I like it served simply, with a quick and crunchy green salad with a lemony dressing on the side to brighten up the plate.

This isn’t everyday food – it’s extravagance. Simple, and not too expensive, the gratin works as a main course or side dish.

Sweet potato and mushroom gratin

The gratin works both as a main course or a side dish

(Rey Lopez/The Washington Post)

Active time: 20 minutes | Total time: 50 minutes

Serves: 4

Creamy and rich, this sweet potato gratin makes a hearty side – but can also act as a main course, served with a green salad dressed in a pungent vinaigrette on the side.
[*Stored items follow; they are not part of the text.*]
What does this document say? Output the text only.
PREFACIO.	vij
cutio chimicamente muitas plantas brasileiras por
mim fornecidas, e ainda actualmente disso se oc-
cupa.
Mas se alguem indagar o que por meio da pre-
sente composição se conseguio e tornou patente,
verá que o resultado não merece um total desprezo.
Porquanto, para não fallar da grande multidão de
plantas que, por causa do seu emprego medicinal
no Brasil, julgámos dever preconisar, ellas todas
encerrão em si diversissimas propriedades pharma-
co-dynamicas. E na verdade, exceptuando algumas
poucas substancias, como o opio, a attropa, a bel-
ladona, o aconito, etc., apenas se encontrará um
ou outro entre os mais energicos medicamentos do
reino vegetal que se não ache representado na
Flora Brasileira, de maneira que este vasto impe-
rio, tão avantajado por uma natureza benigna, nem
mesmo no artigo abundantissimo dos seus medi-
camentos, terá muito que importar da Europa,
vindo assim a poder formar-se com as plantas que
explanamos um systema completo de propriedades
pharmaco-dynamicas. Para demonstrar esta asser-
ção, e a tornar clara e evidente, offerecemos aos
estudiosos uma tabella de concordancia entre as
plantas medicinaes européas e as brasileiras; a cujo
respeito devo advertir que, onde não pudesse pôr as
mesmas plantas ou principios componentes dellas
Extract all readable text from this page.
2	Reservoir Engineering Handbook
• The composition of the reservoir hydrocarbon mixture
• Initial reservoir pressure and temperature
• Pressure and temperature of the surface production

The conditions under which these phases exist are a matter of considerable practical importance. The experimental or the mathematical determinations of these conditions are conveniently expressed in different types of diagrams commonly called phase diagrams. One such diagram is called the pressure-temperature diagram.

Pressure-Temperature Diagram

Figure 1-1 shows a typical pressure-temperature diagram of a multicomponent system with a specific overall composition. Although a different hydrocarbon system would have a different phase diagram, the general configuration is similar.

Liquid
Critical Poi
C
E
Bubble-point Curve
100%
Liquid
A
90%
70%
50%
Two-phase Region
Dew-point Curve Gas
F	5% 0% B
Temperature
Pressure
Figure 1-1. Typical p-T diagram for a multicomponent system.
If you can’t have onion, skip it.

No sweet potatoes? This would work with thinly sliced squash or other types of potatoes.

Out of parmesan? Use another hard, meltable cheese such as gruyere or cheddar.

Storage notes: Refrigerate for up to 4 days or freeze, wrapped airtight, for 1 month.

Ingredients:

2 tablespoons unsalted butter

¼ small yellow onion (30g), sliced (optional)

170g small mushrooms (any kind), sliced

¼ teaspoon fine salt, plus more as needed

420g double cream, divided

85g grated parmesan cheese, divided

2 large sweet potatoes (680g total), peeled and thinly sliced

1 sprig fresh thyme, plus a few fresh thyme leaves for garnish (optional)

Method:

Position a rack in the middle of the oven and preheat to 200C.

In a large frying pan over medium-high heat, melt the butter. When it begins to sizzle, add the onion, if using, mushrooms and salt. Cook, stirring occasionally, until the mushrooms release their liquid and begin to brown, about 5 minutes. Add about 120g of the double cream, using it to help you scrape up any browned bits from the bottom of the pan. Add the remaining cream and quickly stir in about half of the cheese. Nestle the sweet potatoes in with the mushrooms, fitting them into a flat layer, and add the sprig of thyme, if using. Bring to a boil. Remove from the heat, cover the skillet tightly with aluminum foil and transfer to the oven.

Roast for 25 minutes, then remove the foil and top with the remaining cheese. Continue roasting, uncovered, for another 10 to 15 minutes, or just until the potatoes are tender. Garnish with thyme leaves, if using, and serve hot, family-style.

Nutrition information per serving | Calories: 660; total fat: 51g; saturated fat: 31g; cholesterol: 177mg; sodium: 609mg; carbohydrates: 40g; dietary fibre: 6g; sugar: 9g; protein: 14g.

This analysis is an estimate based on available ingredients and this preparation. It should not substitute for a dietitian’s or nutritionist’s advice.